A student of the School of the Boston Museum of Fine Arts and the School of Art of Boston University, Appel confined her work to the interpretation of medical history. She was a member of the Medical History Society and made many deep and lasting friendships with medical historians. Albert Einstein, Max Neuberger, George Sarton, and Henry Sigerist each encouraged her throughout her career. Medical historian Arturo Castiglione characterized her work as “an important art contribution, unique in its kind in the history of medicine.”
Appel’s sculptures appear in libraries, universities, and medical institutions across the country. Her most monumental installation is the Hall of Medical History, which she created in two nearly identical versions. One is installed at the Boston University School of Medicine and the other is in the foyer of the Ashbel Smith Building (“Old Red”) at UTMB. This exhibit features twelve eight-foot tall sculptures of medical pioneers including Hippocrates, William Harvey, Louis Pasteur, and Marie Curie.
For the creation of each figure, Appel studied and prepared for months.

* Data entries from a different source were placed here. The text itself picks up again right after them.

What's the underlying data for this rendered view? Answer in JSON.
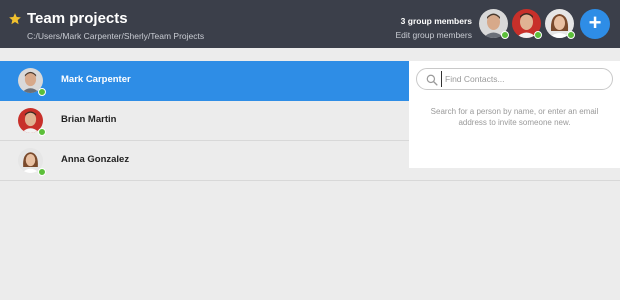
{
  "header": {
    "title": "Team projects",
    "path": "C:/Users/Mark Carpenter/Sherly/Team Projects",
    "members_count": "3 group members",
    "edit_members": "Edit group members",
    "add_label": "+",
    "avatars": [
      {
        "icon": "avatar-man-dark-hair",
        "online": true
      },
      {
        "icon": "avatar-man-red-background",
        "online": true
      },
      {
        "icon": "avatar-woman-brown-hair",
        "online": true
      }
    ]
  },
  "members": [
    {
      "name": "Mark Carpenter",
      "selected": true,
      "online": true
    },
    {
      "name": "Brian Martin",
      "selected": false,
      "online": true
    },
    {
      "name": "Anna Gonzalez",
      "selected": false,
      "online": true
    }
  ],
  "search": {
    "placeholder": "Find Contacts...",
    "hint": "Search for a person by name, or enter an email address to invite someone new."
  },
  "colors": {
    "header_bg": "#3b3f4a",
    "accent": "#2e8de6",
    "online": "#5cbf3a",
    "star": "#f2c12e"
  }
}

She worked with experts on each historical figure. Of particular interest is that she made very few sketches, no preliminary maquette (small figure); the vision was firmly in her head. After she and her husband, dermatologist Dr. Bernard Appel (1897-1986), had constructed the lead armature and heavy wire fencing to the back of a ten foot high wood panel, she would prepare the big pots of moist Italian clay. Next she would close her studio door and create the statue at high speed, finishing within three or four days. A plaster mold was made by throwing wet plaster onto the clay figure. The figure was laid face down and all the clay of the original statue dug out of the mold. The mold was soaped to oil the inside of the mold and fresh new tinted plaster was carefully thrown into the mold to retain all of the details. The inside plaster hardened; the statue was up-righted in place and the original mold chipped off.
The Doris Appel Papers contain correspondence, papers, and photographs regarding her medical history sculptures. Included are her handwritten lecture notes from an opening of the Hall of Medical History as well as photographs of Appel creating a bust with Sir Alexander Fleming sitting as the model.
The Truman G. Blocker, Jr. History of Medicine Collections is the fortunate holder of several pieces of Doris Appel’s work, all of which are on permanent display.